Припоминаются невольно и собственные именины, справлявшиеся мной в оные дни весело и шумно, и на них в числе гостей - наиболее дорогие сердцу лица: А.Н.Плещеев, А.П.Чехов, П.М.Свободин... Пародируя шиллеровского "Дон Карлоса", с полным правом могу воскликнуть:

"...О, эта жизнь была

нелепа, но божественно прекрасна! Прошли все эти сны".

III. ЧЕХОВ И ТЕАТР

"Пишу докторскую диссертацию на тему: о способах прививки Ивану Щеглову ненависти к театру"... - острит в одном из своих писем Антон Чехов.

В следующем письме ко мне он снова дружески журит меня за мою слабость к драматургии: "Театр - это змея, сосущая вашу кровь. Пока у вас беллетрист не победит драматурга, до тех пор я буду есть вас и предавать ваши пьесы проклятию. Так и знайте".

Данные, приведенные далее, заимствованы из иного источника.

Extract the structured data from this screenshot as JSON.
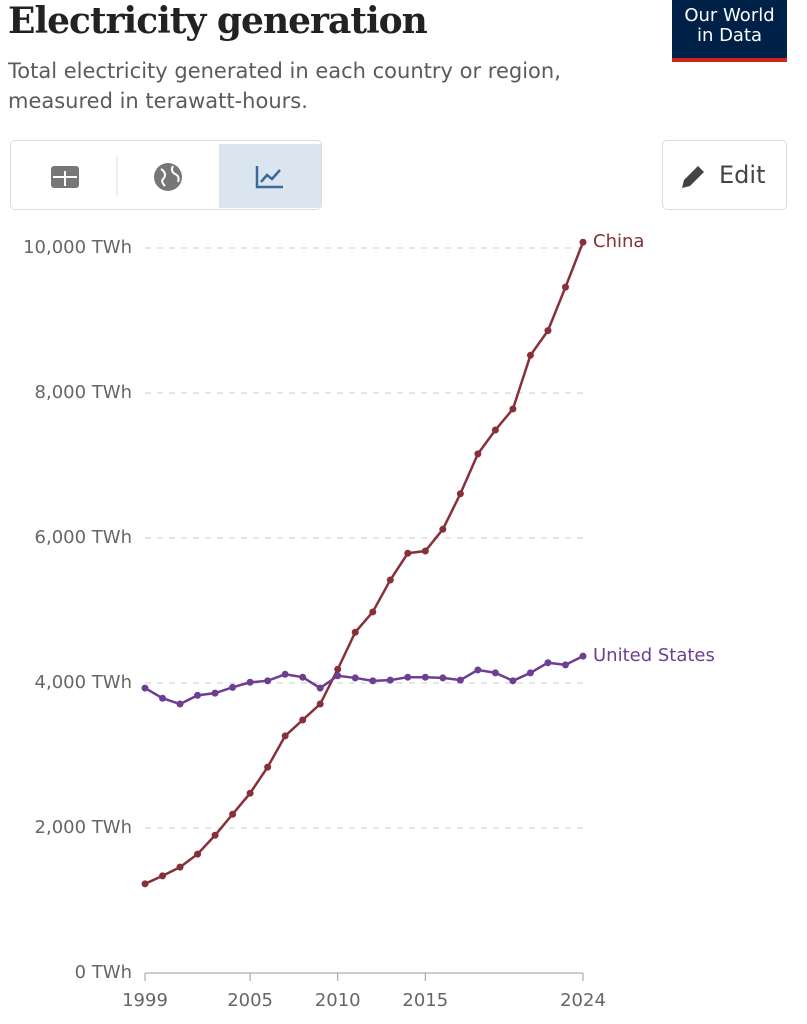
{
  "logo": "Our World in Data",
  "edit_button": "Edit",
  "chart_data": {
    "type": "line",
    "title": "Electricity generation",
    "subtitle": "Total electricity generated in each country or region, measured in terawatt-hours.",
    "x": [
      1999,
      2000,
      2001,
      2002,
      2003,
      2004,
      2005,
      2006,
      2007,
      2008,
      2009,
      2010,
      2011,
      2012,
      2013,
      2014,
      2015,
      2016,
      2017,
      2018,
      2019,
      2020,
      2021,
      2022,
      2023,
      2024
    ],
    "series": [
      {
        "name": "China",
        "color": "#883039",
        "values": [
          1230,
          1340,
          1460,
          1640,
          1900,
          2190,
          2480,
          2840,
          3270,
          3490,
          3710,
          4190,
          4700,
          4980,
          5420,
          5790,
          5820,
          6120,
          6610,
          7160,
          7490,
          7780,
          8520,
          8860,
          9460,
          10080
        ]
      },
      {
        "name": "United States",
        "color": "#6d3e91",
        "values": [
          3930,
          3790,
          3710,
          3830,
          3860,
          3940,
          4010,
          4030,
          4120,
          4080,
          3930,
          4100,
          4070,
          4030,
          4040,
          4080,
          4080,
          4070,
          4040,
          4180,
          4140,
          4030,
          4140,
          4280,
          4250,
          4370
        ]
      }
    ],
    "xlim": [
      1999,
      2024
    ],
    "xticks": [
      1999,
      2005,
      2010,
      2015,
      2024
    ],
    "ylim": [
      0,
      10000
    ],
    "yticks": [
      {
        "value": 0,
        "label": "0 TWh"
      },
      {
        "value": 2000,
        "label": "2,000 TWh"
      },
      {
        "value": 4000,
        "label": "4,000 TWh"
      },
      {
        "value": 6000,
        "label": "6,000 TWh"
      },
      {
        "value": 8000,
        "label": "8,000 TWh"
      },
      {
        "value": 10000,
        "label": "10,000 TWh"
      }
    ],
    "grid": true
  }
}
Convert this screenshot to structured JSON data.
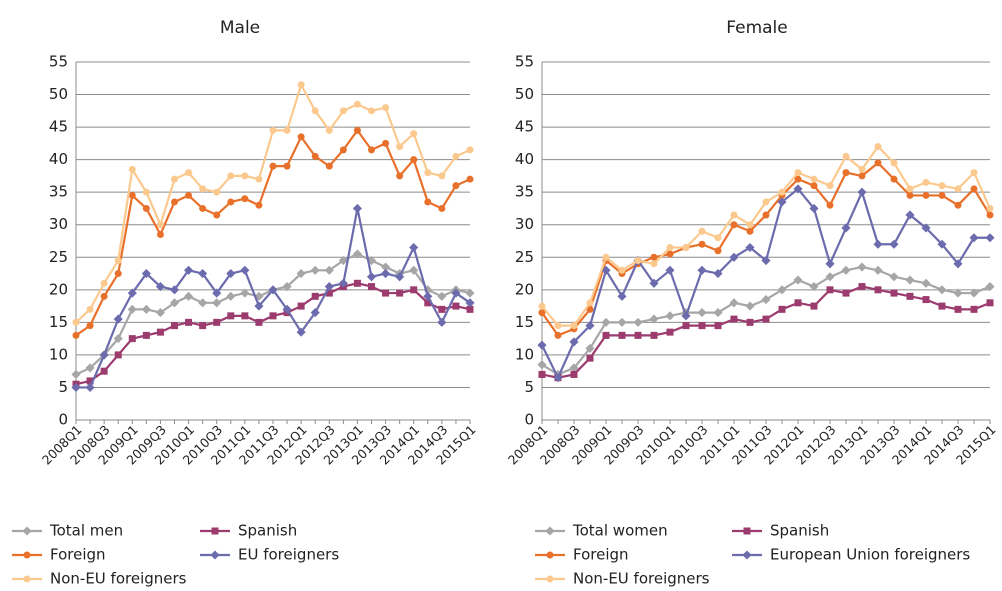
{
  "chart_data": [
    {
      "type": "line",
      "title": "Male",
      "categories": [
        "2008Q1",
        null,
        "2008Q3",
        null,
        "2009Q1",
        null,
        "2009Q3",
        null,
        "2010Q1",
        null,
        "2010Q3",
        null,
        "2011Q1",
        null,
        "2011Q3",
        null,
        "2012Q1",
        null,
        "2012Q3",
        null,
        "2013Q1",
        null,
        "2013Q3",
        null,
        "2014Q1",
        null,
        "2014Q3",
        null,
        "2015Q1"
      ],
      "ylim": [
        0,
        55
      ],
      "yticks": [
        0,
        5,
        10,
        15,
        20,
        25,
        30,
        35,
        40,
        45,
        50,
        55
      ],
      "grid": true,
      "series": [
        {
          "name": "Total men",
          "color": "#a6a6a6",
          "marker": "diamond",
          "values": [
            7,
            8,
            10,
            12.5,
            17,
            17,
            16.5,
            18,
            19,
            18,
            18,
            19,
            19.5,
            19,
            20,
            20.5,
            22.5,
            23,
            23,
            24.5,
            25.5,
            24.5,
            23.5,
            22.5,
            23,
            20,
            19,
            20,
            19.5
          ]
        },
        {
          "name": "Spanish",
          "color": "#9b3b6e",
          "marker": "square",
          "values": [
            5.5,
            6,
            7.5,
            10,
            12.5,
            13,
            13.5,
            14.5,
            15,
            14.5,
            15,
            16,
            16,
            15,
            16,
            16.5,
            17.5,
            19,
            19.5,
            20.5,
            21,
            20.5,
            19.5,
            19.5,
            20,
            18,
            17,
            17.5,
            17
          ]
        },
        {
          "name": "Foreign",
          "color": "#e8702a",
          "marker": "circle",
          "values": [
            13,
            14.5,
            19,
            22.5,
            34.5,
            32.5,
            28.5,
            33.5,
            34.5,
            32.5,
            31.5,
            33.5,
            34,
            33,
            39,
            39,
            43.5,
            40.5,
            39,
            41.5,
            44.5,
            41.5,
            42.5,
            37.5,
            40,
            33.5,
            32.5,
            36,
            37
          ]
        },
        {
          "name": "EU foreigners",
          "color": "#6b6bad",
          "marker": "diamond",
          "values": [
            5,
            5,
            10,
            15.5,
            19.5,
            22.5,
            20.5,
            20,
            23,
            22.5,
            19.5,
            22.5,
            23,
            17.5,
            20,
            17,
            13.5,
            16.5,
            20.5,
            21,
            32.5,
            22,
            22.5,
            22,
            26.5,
            19,
            15,
            19.5,
            18
          ]
        },
        {
          "name": "Non-EU foreigners",
          "color": "#fbc98d",
          "marker": "circle",
          "values": [
            15,
            17,
            21,
            24.5,
            38.5,
            35,
            30,
            37,
            38,
            35.5,
            35,
            37.5,
            37.5,
            37,
            44.5,
            44.5,
            51.5,
            47.5,
            44.5,
            47.5,
            48.5,
            47.5,
            48,
            42,
            44,
            38,
            37.5,
            40.5,
            41.5
          ]
        }
      ]
    },
    {
      "type": "line",
      "title": "Female",
      "categories": [
        "2008Q1",
        null,
        "2008Q3",
        null,
        "2009Q1",
        null,
        "2009Q3",
        null,
        "2010Q1",
        null,
        "2010Q3",
        null,
        "2011Q1",
        null,
        "2011Q3",
        null,
        "2012Q1",
        null,
        "2012Q3",
        null,
        "2013Q1",
        null,
        "2013Q3",
        null,
        "2014Q1",
        null,
        "2014Q3",
        null,
        "2015Q1"
      ],
      "ylim": [
        0,
        55
      ],
      "yticks": [
        0,
        5,
        10,
        15,
        20,
        25,
        30,
        35,
        40,
        45,
        50,
        55
      ],
      "grid": true,
      "series": [
        {
          "name": "Total women",
          "color": "#a6a6a6",
          "marker": "diamond",
          "values": [
            8.5,
            7,
            8,
            11,
            15,
            15,
            15,
            15.5,
            16,
            16.5,
            16.5,
            16.5,
            18,
            17.5,
            18.5,
            20,
            21.5,
            20.5,
            22,
            23,
            23.5,
            23,
            22,
            21.5,
            21,
            20,
            19.5,
            19.5,
            20.5
          ]
        },
        {
          "name": "Spanish",
          "color": "#9b3b6e",
          "marker": "square",
          "values": [
            7,
            6.5,
            7,
            9.5,
            13,
            13,
            13,
            13,
            13.5,
            14.5,
            14.5,
            14.5,
            15.5,
            15,
            15.5,
            17,
            18,
            17.5,
            20,
            19.5,
            20.5,
            20,
            19.5,
            19,
            18.5,
            17.5,
            17,
            17,
            18
          ]
        },
        {
          "name": "Foreign",
          "color": "#e8702a",
          "marker": "circle",
          "values": [
            16.5,
            13,
            14,
            17,
            24.5,
            22.5,
            24,
            25,
            25.5,
            26.5,
            27,
            26,
            30,
            29,
            31.5,
            34.5,
            37,
            36,
            33,
            38,
            37.5,
            39.5,
            37,
            34.5,
            34.5,
            34.5,
            33,
            35.5,
            31.5
          ]
        },
        {
          "name": "European Union foreigners",
          "color": "#6b6bad",
          "marker": "diamond",
          "values": [
            11.5,
            6.5,
            12,
            14.5,
            23,
            19,
            24.5,
            21,
            23,
            16,
            23,
            22.5,
            25,
            26.5,
            24.5,
            33.5,
            35.5,
            32.5,
            24,
            29.5,
            35,
            27,
            27,
            31.5,
            29.5,
            27,
            24,
            28,
            28
          ]
        },
        {
          "name": "Non-EU foreigners",
          "color": "#fbc98d",
          "marker": "circle",
          "values": [
            17.5,
            14.5,
            14.5,
            18,
            25,
            23,
            24.5,
            24,
            26.5,
            26.5,
            29,
            28,
            31.5,
            30,
            33.5,
            35,
            38,
            37,
            36,
            40.5,
            38.5,
            42,
            39.5,
            35.5,
            36.5,
            36,
            35.5,
            38,
            32.5
          ]
        }
      ]
    }
  ]
}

В другом письме опять то же самое: "Вы хотите спорить со мной о театре? Сделайте ваше одолжение, но вам не переспорить моей нелюбви к эшафотам, где казнят драматургов. Современный театр - это мир бестолочи, тупости и пустозвонства!"{17}

Эта заведомая нелюбовь к театру, как к чему-то искусственному и низшему по существу, проходит доминирующей нотой в большинстве писем Чехова, в особенности в начале его литературной деятельности{18}.

Драматургом же сделался он, можно сказать, нечаянно, попав однажды в театр Корша на представление заигранной одноактной пьески "Победителей не судят" (сюжет пьески вертится на укрощении грубого, но добродушного моряка великосветской красавицей). "Победителей не \60\ судят" - переделка с французского, и довольно-таки топорная, изящной салонной вещицы Пьера Бертона "Les jurons de Cadillac", в которой восхищали в шестидесятых годах в Михайловском театре петербургскую публику г-жа Напталь-Арно и г.Дьёдонне. У Корша отличались г-жа Рыбчинская и г.Соловцов, находившийся, кстати сказать, в приятельских отношениях с Чеховым. Соловцов своей дюжей фигурой, зычным голосом и резкой манерой, подходивший как нельзя более к заглавной роли, настолько понравился Чехову, что у него, как он сам мне рассказывал, явилась мысль написать для него "роль"... нечто вроде русского медведя, взамен французского.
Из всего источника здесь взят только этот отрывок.